FreddyCast wrote...
BleedingUranium wrote...
FreddyCast wrote...
they are willing to die in order to stop the Reapers, but onyl if they decide to sacrifice themselves, NOT let someone else do it for them without their consent. Genocide is Genocide. You can't reason your way out of that.
And yes I would still not choose the Destroy option if it meant that I had to kill my friends by my own hands just to destroy the Reapers. What did Shepard say? "WE FIGHT or we die". Choosing the Destroy option (or the Reaper "turn off" switch) means you don't fight, instead you COMPROMISE with the Reapers. Which is what you and Banshee said yourselves.
What the ****, that's like wrong in eight different ways!
They already decided they'd be willing to sacrfice themselves before the final battle! Every single individual in the entire fleet at Earth is willing to sacrifice themselves if need be. Based you your logic, the Captain of a ship can't choose to sacrifice his own ship and crew in a particular situation unless he asks each crew member if they're okay with dying for whatever they're sacrificing the ship for 
Not genocide.
No compromise.
Oh boy,
The crew members of a ship know what they are signing up to. If there is no other choice, but to kamikaze themselves towards the enemy, then the Captain is right to make the command to sacrifice themselves and all crew members would know and understand his decision.
In EC DLC, you HAVE A CHOICE. Why do you want to compromise with the Godbrat on any of the decisions he gives you if you have the choice to refuse him. You guys know it's wrong, yet your only excuse is "Victory at any and all costs". I would agree, if that stament also meant that those making those tough decisions affect themselves and not others. You can't take away another's life without his consent just b/c you believe it will end the threat. Well then, kiss your humanity goodbye.

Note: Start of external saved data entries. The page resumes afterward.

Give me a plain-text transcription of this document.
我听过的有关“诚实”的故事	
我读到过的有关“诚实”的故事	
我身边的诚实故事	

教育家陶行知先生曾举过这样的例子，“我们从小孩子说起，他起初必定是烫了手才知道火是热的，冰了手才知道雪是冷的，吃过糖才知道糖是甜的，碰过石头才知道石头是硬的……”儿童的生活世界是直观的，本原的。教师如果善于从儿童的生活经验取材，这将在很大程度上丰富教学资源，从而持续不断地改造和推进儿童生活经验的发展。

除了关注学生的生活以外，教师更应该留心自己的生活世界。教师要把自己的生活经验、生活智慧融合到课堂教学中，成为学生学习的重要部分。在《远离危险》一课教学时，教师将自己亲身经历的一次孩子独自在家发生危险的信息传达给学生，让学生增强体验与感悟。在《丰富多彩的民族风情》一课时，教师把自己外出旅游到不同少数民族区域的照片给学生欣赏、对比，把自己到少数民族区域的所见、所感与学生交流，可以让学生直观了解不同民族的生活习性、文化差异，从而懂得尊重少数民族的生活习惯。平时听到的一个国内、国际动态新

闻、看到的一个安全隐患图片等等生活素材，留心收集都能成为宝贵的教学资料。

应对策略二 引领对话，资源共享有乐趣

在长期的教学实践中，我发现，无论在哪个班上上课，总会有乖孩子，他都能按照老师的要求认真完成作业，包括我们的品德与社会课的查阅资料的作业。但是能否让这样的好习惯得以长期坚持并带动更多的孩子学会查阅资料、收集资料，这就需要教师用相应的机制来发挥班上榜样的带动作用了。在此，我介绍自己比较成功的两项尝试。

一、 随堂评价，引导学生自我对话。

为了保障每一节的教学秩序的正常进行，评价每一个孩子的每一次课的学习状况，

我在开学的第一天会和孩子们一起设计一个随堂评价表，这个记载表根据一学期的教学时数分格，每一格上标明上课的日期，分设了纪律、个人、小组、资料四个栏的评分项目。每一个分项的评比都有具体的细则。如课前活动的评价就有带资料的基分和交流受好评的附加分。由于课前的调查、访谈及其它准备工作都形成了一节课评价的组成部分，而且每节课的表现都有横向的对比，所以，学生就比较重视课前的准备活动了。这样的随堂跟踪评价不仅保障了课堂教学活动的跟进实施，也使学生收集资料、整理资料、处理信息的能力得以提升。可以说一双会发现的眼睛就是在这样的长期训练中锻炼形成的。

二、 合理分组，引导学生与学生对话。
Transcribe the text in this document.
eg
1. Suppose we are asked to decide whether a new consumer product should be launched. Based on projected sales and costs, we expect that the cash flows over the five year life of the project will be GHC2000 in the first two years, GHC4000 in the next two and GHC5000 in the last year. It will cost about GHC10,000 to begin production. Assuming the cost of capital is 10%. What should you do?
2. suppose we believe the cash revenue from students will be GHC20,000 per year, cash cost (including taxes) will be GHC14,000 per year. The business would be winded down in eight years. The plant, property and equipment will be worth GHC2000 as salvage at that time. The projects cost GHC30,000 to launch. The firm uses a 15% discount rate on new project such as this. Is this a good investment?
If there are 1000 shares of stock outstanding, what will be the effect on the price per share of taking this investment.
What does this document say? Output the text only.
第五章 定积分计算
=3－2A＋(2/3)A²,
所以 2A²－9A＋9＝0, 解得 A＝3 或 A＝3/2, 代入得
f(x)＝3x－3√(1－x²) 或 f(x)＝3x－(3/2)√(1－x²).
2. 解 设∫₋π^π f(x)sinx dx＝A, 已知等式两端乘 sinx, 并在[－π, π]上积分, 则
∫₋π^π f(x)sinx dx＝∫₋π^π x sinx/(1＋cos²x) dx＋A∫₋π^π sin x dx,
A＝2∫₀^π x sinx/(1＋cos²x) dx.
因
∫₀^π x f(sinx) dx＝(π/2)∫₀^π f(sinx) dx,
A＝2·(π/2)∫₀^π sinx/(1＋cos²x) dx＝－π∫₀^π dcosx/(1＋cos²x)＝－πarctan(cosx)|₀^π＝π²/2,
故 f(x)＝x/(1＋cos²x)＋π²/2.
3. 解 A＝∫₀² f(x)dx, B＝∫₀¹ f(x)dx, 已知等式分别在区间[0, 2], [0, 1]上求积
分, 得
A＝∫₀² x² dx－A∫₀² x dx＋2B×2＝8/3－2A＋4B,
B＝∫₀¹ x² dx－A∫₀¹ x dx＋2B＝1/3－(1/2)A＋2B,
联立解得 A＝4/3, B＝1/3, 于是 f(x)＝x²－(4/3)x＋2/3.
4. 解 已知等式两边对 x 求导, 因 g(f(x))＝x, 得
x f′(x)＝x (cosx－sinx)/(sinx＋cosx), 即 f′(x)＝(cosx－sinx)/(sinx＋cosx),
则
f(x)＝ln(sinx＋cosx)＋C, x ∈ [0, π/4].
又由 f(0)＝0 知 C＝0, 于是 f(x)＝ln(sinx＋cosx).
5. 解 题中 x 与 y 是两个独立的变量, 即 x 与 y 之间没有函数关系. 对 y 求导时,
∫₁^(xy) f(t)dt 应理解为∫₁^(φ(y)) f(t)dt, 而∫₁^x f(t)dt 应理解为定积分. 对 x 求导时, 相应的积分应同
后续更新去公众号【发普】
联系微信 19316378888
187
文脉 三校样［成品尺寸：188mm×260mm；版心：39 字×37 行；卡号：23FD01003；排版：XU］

The ship example is exactly the same in IT, because there is no choice, there are only choices in literal. Choosing destroy is not a compromise because the option has to be there, the kid didn't put it there. What you're doing in the decision chamber is choosing Shepard's goals, basically, and since his current one is to destroy the Reapers, it
has to be there.
In IT the whole room is a metaphor for whether to accept the Reapers' logic or not, the kid can't make Destroy not be there. He can make it sound like a bad idea, but he can't make it go away.